By Cameron Priest, founder of Order3 Published Updated
Reader questions
What is the most common reason inventory projects fail?
Buying software before agreeing on the operating rules. Item records, location structure, and ownership are policy decisions that the software then enforces. If the team cannot agree on a SKU naming format on a whiteboard, no tool will produce one. Write a one-page operating policy first (item attributes, SKU format, location hierarchy, counting rituals, ownership) then evaluate software against the policy. Tools that fight your policy will fail. Tools that enforce it will save you years of cleanup.
How important is naming a single inventory accuracy owner?
It's the difference between projects that work and projects that drift. Inventory accuracy is a person property, not a system property. The owner doesn't have to do every count themselves, but they own the rules, the merges, the retires, and the variance investigations. Without a named owner, item records sprawl, variance gets adjusted without investigation, and accuracy decays quietly. For a single location this is usually the warehouse manager. For multi-location it's one owner per location plus a coordinator.
When is an ERP the wrong tool for inventory?
When your business doesn't yet have multi-warehouse fulfillment routing, complex manufacturing, multi-currency operations, or a finance team that needs full transactional integration with inventory.

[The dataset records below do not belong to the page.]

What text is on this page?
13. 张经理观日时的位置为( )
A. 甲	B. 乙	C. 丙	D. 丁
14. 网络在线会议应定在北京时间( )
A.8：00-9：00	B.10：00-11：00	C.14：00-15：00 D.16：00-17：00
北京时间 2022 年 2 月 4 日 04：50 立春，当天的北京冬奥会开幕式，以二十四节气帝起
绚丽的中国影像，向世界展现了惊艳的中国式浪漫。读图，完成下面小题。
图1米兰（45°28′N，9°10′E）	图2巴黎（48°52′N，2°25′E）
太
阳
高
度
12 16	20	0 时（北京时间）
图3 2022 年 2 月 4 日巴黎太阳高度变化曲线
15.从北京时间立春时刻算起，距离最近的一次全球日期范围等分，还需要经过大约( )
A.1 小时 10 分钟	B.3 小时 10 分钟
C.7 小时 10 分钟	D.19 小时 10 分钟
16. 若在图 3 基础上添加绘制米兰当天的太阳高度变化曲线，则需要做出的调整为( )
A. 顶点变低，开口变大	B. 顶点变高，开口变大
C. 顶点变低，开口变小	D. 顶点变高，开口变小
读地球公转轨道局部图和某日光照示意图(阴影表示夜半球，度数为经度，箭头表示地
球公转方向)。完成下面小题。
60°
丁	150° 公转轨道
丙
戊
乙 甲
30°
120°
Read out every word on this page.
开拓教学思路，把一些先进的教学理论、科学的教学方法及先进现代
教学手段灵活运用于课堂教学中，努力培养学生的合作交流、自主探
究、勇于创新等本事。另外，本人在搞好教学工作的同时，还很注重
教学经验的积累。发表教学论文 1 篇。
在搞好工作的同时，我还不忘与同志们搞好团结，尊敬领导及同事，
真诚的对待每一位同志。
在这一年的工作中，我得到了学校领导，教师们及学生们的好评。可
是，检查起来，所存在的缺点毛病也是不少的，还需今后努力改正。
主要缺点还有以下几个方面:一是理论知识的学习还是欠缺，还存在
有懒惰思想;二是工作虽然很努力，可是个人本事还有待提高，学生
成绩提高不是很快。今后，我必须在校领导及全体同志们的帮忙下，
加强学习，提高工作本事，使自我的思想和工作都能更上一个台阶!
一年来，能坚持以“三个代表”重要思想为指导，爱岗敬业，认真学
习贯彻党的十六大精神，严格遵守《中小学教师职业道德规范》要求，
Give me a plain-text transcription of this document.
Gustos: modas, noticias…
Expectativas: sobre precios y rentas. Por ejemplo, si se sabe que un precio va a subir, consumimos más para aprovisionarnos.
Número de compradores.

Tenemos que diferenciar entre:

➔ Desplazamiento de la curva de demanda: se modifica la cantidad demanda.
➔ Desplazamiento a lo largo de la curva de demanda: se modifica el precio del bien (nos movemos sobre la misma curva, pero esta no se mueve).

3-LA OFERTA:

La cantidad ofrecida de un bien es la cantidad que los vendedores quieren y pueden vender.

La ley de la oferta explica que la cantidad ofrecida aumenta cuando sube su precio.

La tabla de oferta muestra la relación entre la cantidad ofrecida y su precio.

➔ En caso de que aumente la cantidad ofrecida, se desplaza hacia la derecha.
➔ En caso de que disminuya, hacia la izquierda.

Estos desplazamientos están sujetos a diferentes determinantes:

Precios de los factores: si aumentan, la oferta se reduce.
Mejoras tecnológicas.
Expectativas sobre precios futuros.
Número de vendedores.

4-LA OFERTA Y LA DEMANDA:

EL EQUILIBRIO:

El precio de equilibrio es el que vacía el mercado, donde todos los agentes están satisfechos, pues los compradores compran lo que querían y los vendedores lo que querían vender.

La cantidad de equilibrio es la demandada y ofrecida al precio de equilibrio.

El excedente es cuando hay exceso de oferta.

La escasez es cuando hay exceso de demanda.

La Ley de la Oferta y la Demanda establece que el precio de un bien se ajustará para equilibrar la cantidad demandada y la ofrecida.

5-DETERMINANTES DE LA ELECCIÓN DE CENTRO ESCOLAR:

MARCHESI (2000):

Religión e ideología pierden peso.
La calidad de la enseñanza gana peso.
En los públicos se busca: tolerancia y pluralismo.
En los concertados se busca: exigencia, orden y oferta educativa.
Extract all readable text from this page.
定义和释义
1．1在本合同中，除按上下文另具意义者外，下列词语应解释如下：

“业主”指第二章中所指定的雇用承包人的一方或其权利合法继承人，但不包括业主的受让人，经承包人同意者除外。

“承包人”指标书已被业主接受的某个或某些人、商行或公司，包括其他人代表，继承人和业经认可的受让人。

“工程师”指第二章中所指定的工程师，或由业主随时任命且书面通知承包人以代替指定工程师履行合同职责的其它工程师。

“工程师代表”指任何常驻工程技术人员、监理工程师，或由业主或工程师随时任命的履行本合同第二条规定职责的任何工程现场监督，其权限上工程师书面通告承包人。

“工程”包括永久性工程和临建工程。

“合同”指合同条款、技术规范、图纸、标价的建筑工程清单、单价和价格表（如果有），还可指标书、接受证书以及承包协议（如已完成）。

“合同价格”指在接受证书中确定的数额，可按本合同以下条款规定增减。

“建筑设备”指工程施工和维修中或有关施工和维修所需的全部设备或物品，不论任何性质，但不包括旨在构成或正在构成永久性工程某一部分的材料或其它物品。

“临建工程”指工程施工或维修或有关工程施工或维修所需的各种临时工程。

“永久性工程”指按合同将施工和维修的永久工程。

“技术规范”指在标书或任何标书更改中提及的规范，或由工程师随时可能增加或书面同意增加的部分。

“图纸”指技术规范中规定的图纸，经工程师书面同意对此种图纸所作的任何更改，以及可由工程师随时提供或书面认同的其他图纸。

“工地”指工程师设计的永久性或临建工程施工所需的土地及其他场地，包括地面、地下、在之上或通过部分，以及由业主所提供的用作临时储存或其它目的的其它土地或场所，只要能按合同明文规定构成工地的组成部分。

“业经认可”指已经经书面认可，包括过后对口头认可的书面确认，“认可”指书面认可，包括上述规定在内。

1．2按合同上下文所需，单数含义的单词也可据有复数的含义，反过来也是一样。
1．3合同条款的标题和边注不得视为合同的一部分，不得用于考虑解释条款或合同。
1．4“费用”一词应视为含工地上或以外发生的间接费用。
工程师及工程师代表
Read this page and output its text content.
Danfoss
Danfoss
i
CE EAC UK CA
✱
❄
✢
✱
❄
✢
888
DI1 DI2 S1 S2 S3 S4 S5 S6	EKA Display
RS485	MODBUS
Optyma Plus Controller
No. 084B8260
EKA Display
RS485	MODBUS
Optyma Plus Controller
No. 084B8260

A small business with two locations and a few hundred SKUs needs a focused inventory tool, not an ERP. The right test: can your warehouse manager run a count on day one without a training video? If no, you've over-bought. Most small businesses that try to start with an ERP for inventory either roll it back or never fully adopt it.
How do you keep cycle counts from being skipped during busy seasons?
Make them small enough to survive a busy quarter. A weekly cycle count of ten to twenty SKUs takes twenty minutes if the workflow is mobile and scan-based. Put it on a recurring calendar block, give it to a named owner, and protect the time. Anything more elaborate (daily counts of hundreds of SKUs, weekly counts of every aisle) will get skipped when sales gets busy. Teams whose accuracy stays above 95% are the ones whose counting ritual survived the third quarter, not the ones who designed the most ambitious schedule.
What does it cost to fix an inventory project that is already failing?
Less than restarting, but it requires honesty. Recovery sequence: name an accuracy owner, freeze new SKU creation for two weeks while the catalog gets cleaned, define the location hierarchy and label every bin, run a one-time physical count of the top 100 SKUs by value, write the operating policy, then restart cycle counts. Most small businesses can recover in a quarter without changing tools, if the underlying problem was policy and ownership rather than software fit. If the tool genuinely can't support the policy, switching after the policy is written is much faster than switching before.